He's tough lovin' it!

RANDY SPORTAK -- Calgary Sun

, Last Updated: 3:45 PM ET


 VANCOUVER -- The salvos from the principal's office aren't sugar-coated.

 Kid gloves are never an option.

 Darryl Sutter makes no bones about pushing, cajoling, testing and coaxing his players.

 Often to the limit.

 Never playing favourites.

 Always attaining results.

 There's one thing everyone has learned during the Calgary Flames playoff series: The GM/head coach is willing to push his players to the extreme and allow all to see.

 So far, it's had an instant payoff.

 "It's not just in the playoffs," said defenceman Andrew Ference.

 "A reason we're in the playoffs is because he's a coach that, throughout the entire year, has demanded excellence from every player.

 "That's part of Darryl's identity, a reason he's such a good coach. He doesn't let guys slip.

 "It's part of the conditioning through the

 82 games of the regular season and up to now."

 Seeing as everything is magnified in the playoffs, Sutter's blasts have become all the more noticeable.

 So have the results.

 Here's the scorecard, and results, from the first week of the series with Vancouver.

 - After an opening-game loss, the targets were Jarome Iginla and Miikka Kiprusoff. Since then, Calgary's two most important players have been the series' best.

 - Denis Gauthier was benched for the bulk of the third period in a Game 3 loss. In Game 4, the rugged rearguard doled out a barrage of hits and shut down the Canucks' top guns.

 - Just before Game 4, Chris Clark, Martin Gelinas and Shean Donovan were chastised for their lack of offence. Hours later, Clark nets a goal and assist. Donovan also scores. Gelinas collects a helper and crashes the net to draw the penalty that led to Clark's goal.

 The style is a throwback to a bygone era of sports. Now, coaching seems more about stroking egos, ensuring feelings aren't hurt.

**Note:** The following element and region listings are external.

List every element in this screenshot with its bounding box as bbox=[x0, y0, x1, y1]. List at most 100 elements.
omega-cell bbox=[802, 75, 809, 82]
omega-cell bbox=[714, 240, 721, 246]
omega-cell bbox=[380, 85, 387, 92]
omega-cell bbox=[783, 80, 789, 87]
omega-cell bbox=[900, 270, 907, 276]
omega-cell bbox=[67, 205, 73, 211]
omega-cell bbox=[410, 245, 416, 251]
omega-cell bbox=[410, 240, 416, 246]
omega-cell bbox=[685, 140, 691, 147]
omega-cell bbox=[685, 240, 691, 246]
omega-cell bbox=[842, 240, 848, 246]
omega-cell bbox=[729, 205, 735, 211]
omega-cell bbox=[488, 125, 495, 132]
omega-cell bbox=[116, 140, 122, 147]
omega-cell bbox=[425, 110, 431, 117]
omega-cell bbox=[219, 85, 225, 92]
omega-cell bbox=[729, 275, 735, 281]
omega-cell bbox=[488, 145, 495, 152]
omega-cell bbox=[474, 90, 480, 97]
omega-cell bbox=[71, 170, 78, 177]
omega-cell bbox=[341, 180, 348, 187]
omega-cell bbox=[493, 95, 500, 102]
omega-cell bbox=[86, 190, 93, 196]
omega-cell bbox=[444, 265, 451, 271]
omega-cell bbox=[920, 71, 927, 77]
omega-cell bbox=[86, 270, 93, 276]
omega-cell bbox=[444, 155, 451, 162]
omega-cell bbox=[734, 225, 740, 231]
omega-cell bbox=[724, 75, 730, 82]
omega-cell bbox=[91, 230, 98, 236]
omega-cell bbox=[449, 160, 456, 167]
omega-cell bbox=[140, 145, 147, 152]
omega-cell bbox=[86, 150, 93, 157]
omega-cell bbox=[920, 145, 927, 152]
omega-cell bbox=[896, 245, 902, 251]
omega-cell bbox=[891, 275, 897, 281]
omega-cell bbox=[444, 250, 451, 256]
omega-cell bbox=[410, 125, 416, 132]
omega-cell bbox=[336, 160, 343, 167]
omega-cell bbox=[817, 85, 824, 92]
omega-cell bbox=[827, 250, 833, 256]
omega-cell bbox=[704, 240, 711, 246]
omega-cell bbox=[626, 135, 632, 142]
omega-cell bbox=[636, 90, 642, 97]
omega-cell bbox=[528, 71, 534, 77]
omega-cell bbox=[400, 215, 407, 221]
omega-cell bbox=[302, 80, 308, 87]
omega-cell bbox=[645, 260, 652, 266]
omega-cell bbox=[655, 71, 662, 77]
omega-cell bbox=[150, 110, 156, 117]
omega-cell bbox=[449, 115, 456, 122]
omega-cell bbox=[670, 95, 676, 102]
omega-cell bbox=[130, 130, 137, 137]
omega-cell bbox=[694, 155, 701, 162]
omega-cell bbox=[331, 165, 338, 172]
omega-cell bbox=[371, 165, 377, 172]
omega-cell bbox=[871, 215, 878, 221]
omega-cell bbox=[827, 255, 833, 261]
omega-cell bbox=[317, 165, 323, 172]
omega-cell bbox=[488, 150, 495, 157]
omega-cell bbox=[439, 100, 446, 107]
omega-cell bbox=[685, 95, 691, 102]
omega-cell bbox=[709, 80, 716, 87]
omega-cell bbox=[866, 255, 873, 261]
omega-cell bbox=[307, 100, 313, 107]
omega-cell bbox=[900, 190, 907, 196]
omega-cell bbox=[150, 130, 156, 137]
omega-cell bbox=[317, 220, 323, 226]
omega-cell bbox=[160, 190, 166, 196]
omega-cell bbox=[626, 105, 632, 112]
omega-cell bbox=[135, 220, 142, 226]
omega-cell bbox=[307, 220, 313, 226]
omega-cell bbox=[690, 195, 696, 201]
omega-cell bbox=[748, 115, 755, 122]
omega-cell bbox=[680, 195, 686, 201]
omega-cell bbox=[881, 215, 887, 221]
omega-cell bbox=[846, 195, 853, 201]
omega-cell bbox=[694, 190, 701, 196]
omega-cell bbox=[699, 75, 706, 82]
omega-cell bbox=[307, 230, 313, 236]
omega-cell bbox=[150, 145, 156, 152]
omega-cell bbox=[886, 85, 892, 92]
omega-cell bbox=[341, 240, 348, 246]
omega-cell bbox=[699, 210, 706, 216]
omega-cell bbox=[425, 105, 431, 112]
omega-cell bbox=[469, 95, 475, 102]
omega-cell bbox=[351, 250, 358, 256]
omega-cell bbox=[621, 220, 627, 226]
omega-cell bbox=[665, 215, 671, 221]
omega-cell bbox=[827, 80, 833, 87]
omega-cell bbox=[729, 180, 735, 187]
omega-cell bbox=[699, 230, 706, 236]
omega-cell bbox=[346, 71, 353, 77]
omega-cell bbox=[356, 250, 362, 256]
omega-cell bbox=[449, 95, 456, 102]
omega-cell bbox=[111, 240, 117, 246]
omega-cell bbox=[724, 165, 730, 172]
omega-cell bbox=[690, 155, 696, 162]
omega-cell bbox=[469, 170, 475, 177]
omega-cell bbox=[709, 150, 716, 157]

 "I was always challenged because I was a captain," said Sutter. "With that, you're responsible for the identity of your team. You're expected to transfer the identity of your players onto the ice. It's not criticism; it's trying to get the most out of your players.

 "It's accountability and we wouldn't be a playoff team without accountability."

 Sometimes it takes guts to survive Sutter's barbs.

 Gauthier, always one to wear his heart on his sleeve, appeared hurt by being an open target. But he did what he could to move things in the right direction.

 "That's his job," Gauthier said of Sutter's criticism. "He sees guys aren't playing to their potential and that's what he does best. You don't want to be called out, you have to respond."

 However, Sutter's venom doesn't come without explanation.

 As willing as he is to blast, Sutter is just as open to dialogue. He and Gauthier had something of a heart-to-heart long before the puck dropped Tuesday.

 "(Sutter) does it because he wants to see you play at the absolute top of your game," said defenceman Robyn Regehr. "He's very emotional and intense, so right after a game if he blasts you, he will talk to you the next day and discuss how you can get better."

 Explains Ference: "It's not like he waves a magic wand and guys start playing well. He's assembled a group of guys who'll step up to challenges and won't cower in the corner because they've been called out by the coach.

 "He's built this team that way. That's as simple of an explanation as I can give.

 "It's honest and fair and, to a man, we take it like that. You want the truth and we get the truth.

 "We have to meet the expectations and that's what we're here for. We're not here to play hockey, we're here to win."